Simulated Natures GSD

research
ProjectStudio
LocationMiami, Florida
DateSpring 2014
PrincipalsKaren M’Closkey + Keith VanDerSys
CollaboratorsJing Guo

–Studio Text
The pervasive theoretical shift in how we understand and represent the dynamics of living processes must be seen in the context of the digital age, with the ability of computers and software to process, and model, increasing amounts of information. These tools have greatly expanded our ability to engage the temporal and relational qualities inherent to the dynamic medium of landscape. Accordingly, this studio concentrates on new forms of media and their role in the identification and creation of patterns; in particular, we examine techniques that enable a multivalent, multilayered understanding of pattern as both expression and shaping influence of environmental processes. Our positioning of pattern is one that seeks to provide a framework that combines what has often been seen as conflicting agendas for landscape architecture; that is the distinction between formal, aesthetic, and representational concerns versus processes, sustainability and utilitarian concerns. We argue that patterns–due to their legibility and coherent structure–can guide and convey processes such that they have consequence in both the function and appearance of landscapes.

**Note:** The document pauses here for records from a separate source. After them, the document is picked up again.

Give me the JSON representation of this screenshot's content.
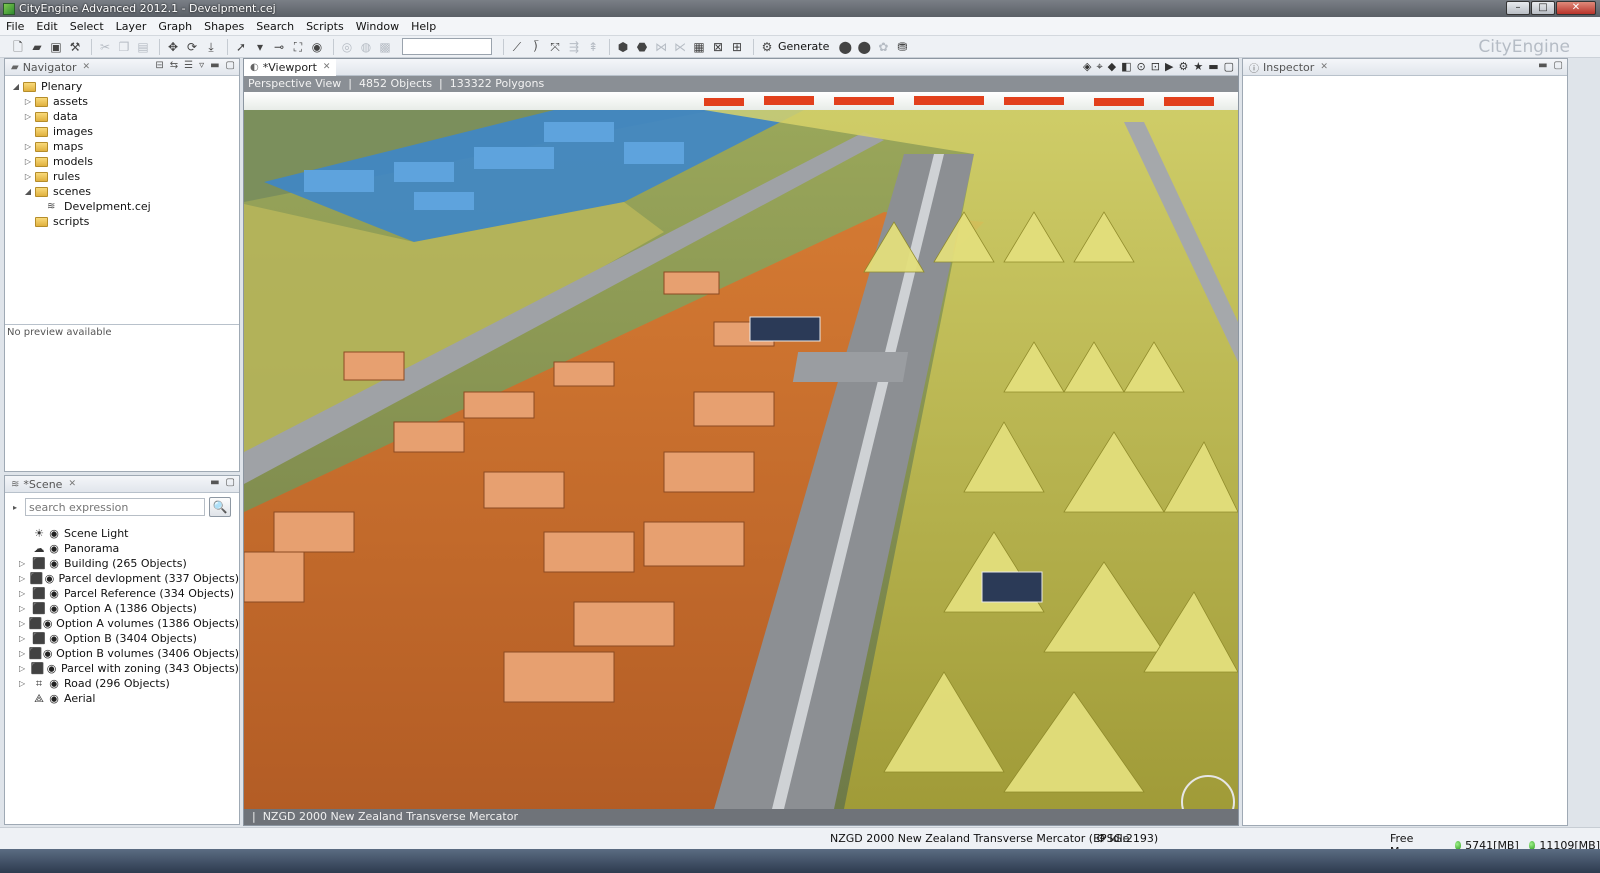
{
  "window": {
    "title": "CityEngine Advanced 2012.1 - Develpment.cej",
    "brand": "CityEngine"
  },
  "menu": [
    "File",
    "Edit",
    "Select",
    "Layer",
    "Graph",
    "Shapes",
    "Search",
    "Scripts",
    "Window",
    "Help"
  ],
  "toolbar": {
    "generate_label": "Generate"
  },
  "navigator": {
    "tab": "Navigator",
    "project": "Plenary",
    "folders": [
      {
        "name": "assets",
        "expandable": true
      },
      {
        "name": "data",
        "expandable": true
      },
      {
        "name": "images",
        "expandable": false
      },
      {
        "name": "maps",
        "expandable": true
      },
      {
        "name": "models",
        "expandable": true
      },
      {
        "name": "rules",
        "expandable": true
      },
      {
        "name": "scenes",
        "expandable": true,
        "expanded": true
      },
      {
        "name": "Develpment.cej",
        "file": true
      },
      {
        "name": "scripts",
        "expandable": false
      }
    ],
    "preview_text": "No preview available"
  },
  "scene": {
    "tab": "*Scene",
    "search_placeholder": "search expression",
    "layers": [
      {
        "label": "Scene Light",
        "icon": "sun-icon",
        "expandable": false
      },
      {
        "label": "Panorama",
        "icon": "cloud-icon",
        "expandable": false
      },
      {
        "label": "Building (265 Objects)",
        "icon": "cube-icon",
        "expandable": true
      },
      {
        "label": "Parcel devlopment (337 Objects)",
        "icon": "cube-icon",
        "expandable": true
      },
      {
        "label": "Parcel Reference (334 Objects)",
        "icon": "cube-icon",
        "expandable": true
      },
      {
        "label": "Option A (1386 Objects)",
        "icon": "cube-icon",
        "expandable": true
      },
      {
        "label": "Option A volumes (1386 Objects)",
        "icon": "cube-icon",
        "expandable": true
      },
      {
        "label": "Option B (3404 Objects)",
        "icon": "cube-icon",
        "expandable": true
      },
      {
        "label": "Option B volumes (3406 Objects)",
        "icon": "cube-icon",
        "expandable": true
      },
      {
        "label": "Parcel with zoning (343 Objects)",
        "icon": "cube-icon",
        "expandable": true
      },
      {
        "label": "Road (296 Objects)",
        "icon": "graph-icon",
        "expandable": true
      },
      {
        "label": "Aerial",
        "icon": "map-icon",
        "expandable": false
      }
    ]
  },
  "viewport": {
    "tab": "*Viewport",
    "view_name": "Perspective View",
    "objects": "4852 Objects",
    "polygons": "133322 Polygons",
    "crs_overlay": "NZGD 2000 New Zealand Transverse Mercator"
  },
  "inspector": {
    "tab": "Inspector"
  },
  "status": {
    "crs": "NZGD 2000 New Zealand Transverse Mercator (EPSG:2193)",
    "state": "Idle",
    "free_memory_label": "Free Memory:",
    "mem_used": "5741[MB]",
    "mem_total": "11109[MB]"
  },
  "colors": {
    "parcel_orange": "#d2692f",
    "zone_yellow": "#c8c23a",
    "zone_blue": "#3e86c8",
    "roof_red": "#e2401c",
    "road_gray": "#8c8f93"
  }
}
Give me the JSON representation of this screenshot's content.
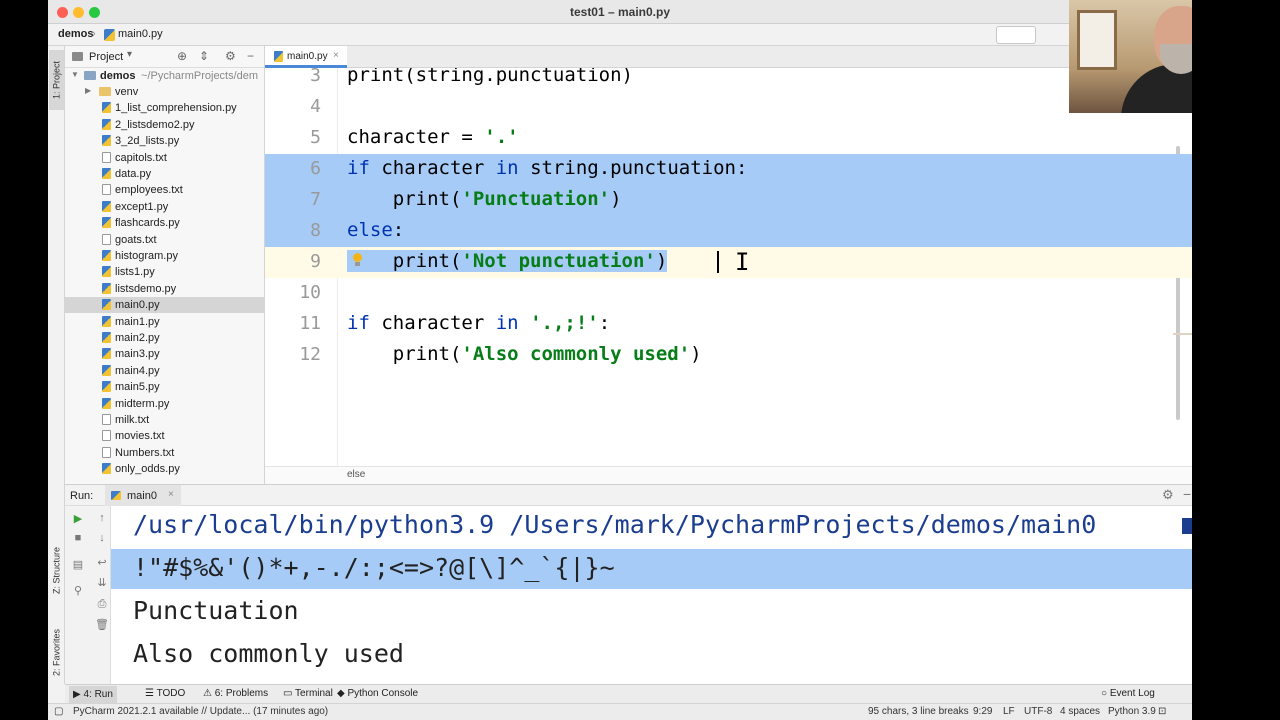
{
  "window": {
    "title": "test01 – main0.py"
  },
  "navbar": {
    "root": "demos",
    "separator": "›",
    "file": "main0.py"
  },
  "toolstrip": {
    "project_tab": "1: Project",
    "structure_tab": "Z: Structure",
    "favorites_tab": "2: Favorites"
  },
  "project_panel": {
    "title": "Project",
    "root_name": "demos",
    "root_path": "~/PycharmProjects/dem",
    "items": [
      {
        "label": "venv",
        "type": "folder"
      },
      {
        "label": "1_list_comprehension.py",
        "type": "py"
      },
      {
        "label": "2_listsdemo2.py",
        "type": "py"
      },
      {
        "label": "3_2d_lists.py",
        "type": "py"
      },
      {
        "label": "capitols.txt",
        "type": "txt"
      },
      {
        "label": "data.py",
        "type": "py"
      },
      {
        "label": "employees.txt",
        "type": "txt"
      },
      {
        "label": "except1.py",
        "type": "py"
      },
      {
        "label": "flashcards.py",
        "type": "py"
      },
      {
        "label": "goats.txt",
        "type": "txt"
      },
      {
        "label": "histogram.py",
        "type": "py"
      },
      {
        "label": "lists1.py",
        "type": "py"
      },
      {
        "label": "listsdemo.py",
        "type": "py"
      },
      {
        "label": "main0.py",
        "type": "py",
        "selected": true
      },
      {
        "label": "main1.py",
        "type": "py"
      },
      {
        "label": "main2.py",
        "type": "py"
      },
      {
        "label": "main3.py",
        "type": "py"
      },
      {
        "label": "main4.py",
        "type": "py"
      },
      {
        "label": "main5.py",
        "type": "py"
      },
      {
        "label": "midterm.py",
        "type": "py"
      },
      {
        "label": "milk.txt",
        "type": "txt"
      },
      {
        "label": "movies.txt",
        "type": "txt"
      },
      {
        "label": "Numbers.txt",
        "type": "txt"
      },
      {
        "label": "only_odds.py",
        "type": "py"
      }
    ]
  },
  "editor": {
    "tab_label": "main0.py",
    "tab_close": "×",
    "lines": [
      {
        "n": "3",
        "parts": [
          [
            "",
            "print(string.punctuation)"
          ]
        ]
      },
      {
        "n": "4",
        "parts": [
          [
            "",
            ""
          ]
        ]
      },
      {
        "n": "5",
        "parts": [
          [
            "",
            "character = "
          ],
          [
            "str",
            "'.'"
          ]
        ]
      },
      {
        "n": "6",
        "parts": [
          [
            "kw",
            "if"
          ],
          [
            "",
            " character "
          ],
          [
            "kw",
            "in"
          ],
          [
            "",
            " string.punctuation:"
          ]
        ]
      },
      {
        "n": "7",
        "parts": [
          [
            "",
            "    print("
          ],
          [
            "str",
            "'Punctuation'"
          ],
          [
            "",
            ")"
          ]
        ]
      },
      {
        "n": "8",
        "parts": [
          [
            "kw",
            "else"
          ],
          [
            "",
            ":"
          ]
        ]
      },
      {
        "n": "9",
        "parts": [
          [
            "",
            "    print("
          ],
          [
            "str",
            "'Not punctuation'"
          ],
          [
            "",
            ")"
          ]
        ]
      },
      {
        "n": "10",
        "parts": [
          [
            "",
            ""
          ]
        ]
      },
      {
        "n": "11",
        "parts": [
          [
            "kw",
            "if"
          ],
          [
            "",
            " character "
          ],
          [
            "kw",
            "in"
          ],
          [
            "",
            " "
          ],
          [
            "str",
            "'.,;!'"
          ],
          [
            "",
            ":"
          ]
        ]
      },
      {
        "n": "12",
        "parts": [
          [
            "",
            "    print("
          ],
          [
            "str",
            "'Also commonly used'"
          ],
          [
            "",
            ")"
          ]
        ]
      }
    ],
    "breadcrumb": "else"
  },
  "run_panel": {
    "label": "Run:",
    "tab": "main0",
    "tab_close": "×",
    "output": [
      "/usr/local/bin/python3.9 /Users/mark/PycharmProjects/demos/main0",
      "!\"#$%&'()*+,-./:;<=>?@[\\]^_`{|}~",
      "Punctuation",
      "Also commonly used"
    ]
  },
  "bottom_tabs": {
    "run": "4: Run",
    "todo": "TODO",
    "problems": "6: Problems",
    "terminal": "Terminal",
    "python_console": "Python Console",
    "event_log": "Event Log"
  },
  "status": {
    "message": "PyCharm 2021.2.1 available // Update... (17 minutes ago)",
    "chars": "95 chars, 3 line breaks",
    "position": "9:29",
    "line_sep": "LF",
    "encoding": "UTF-8",
    "indent": "4 spaces",
    "interpreter": "Python 3.9"
  },
  "colors": {
    "selection": "#a6cbf7",
    "keyword": "#0033b3",
    "string": "#067d17"
  }
}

In other words, patterns–as “diagrams of process”–carry the potential to bind together landscape’s utilitarian and aesthetic functions: system and composition; performance and appearance; matter and sign. We will bring these sets of terms together by focusing on techne (art, craft) as that which forms the basis of all landscapes. Techne refers to both technology and techniques; that is, the infrastructural systems and constructions that guide and control functions and processes in landscapes, as well as the techniques of visualization that we use to model, express, and engage such flows and processes. We will explore the studio thematic of simulated natures by not only relying on ‘visible’ substance but also through drawing ‘invisible’ information (both data and flows). The studio prioritizes feedback between analysis and intention–pattern finding and pattern forming–by utilizing advanced digital media, including geospatial analysis, parametric and computational fluid-dynamic software, and fabrication tools.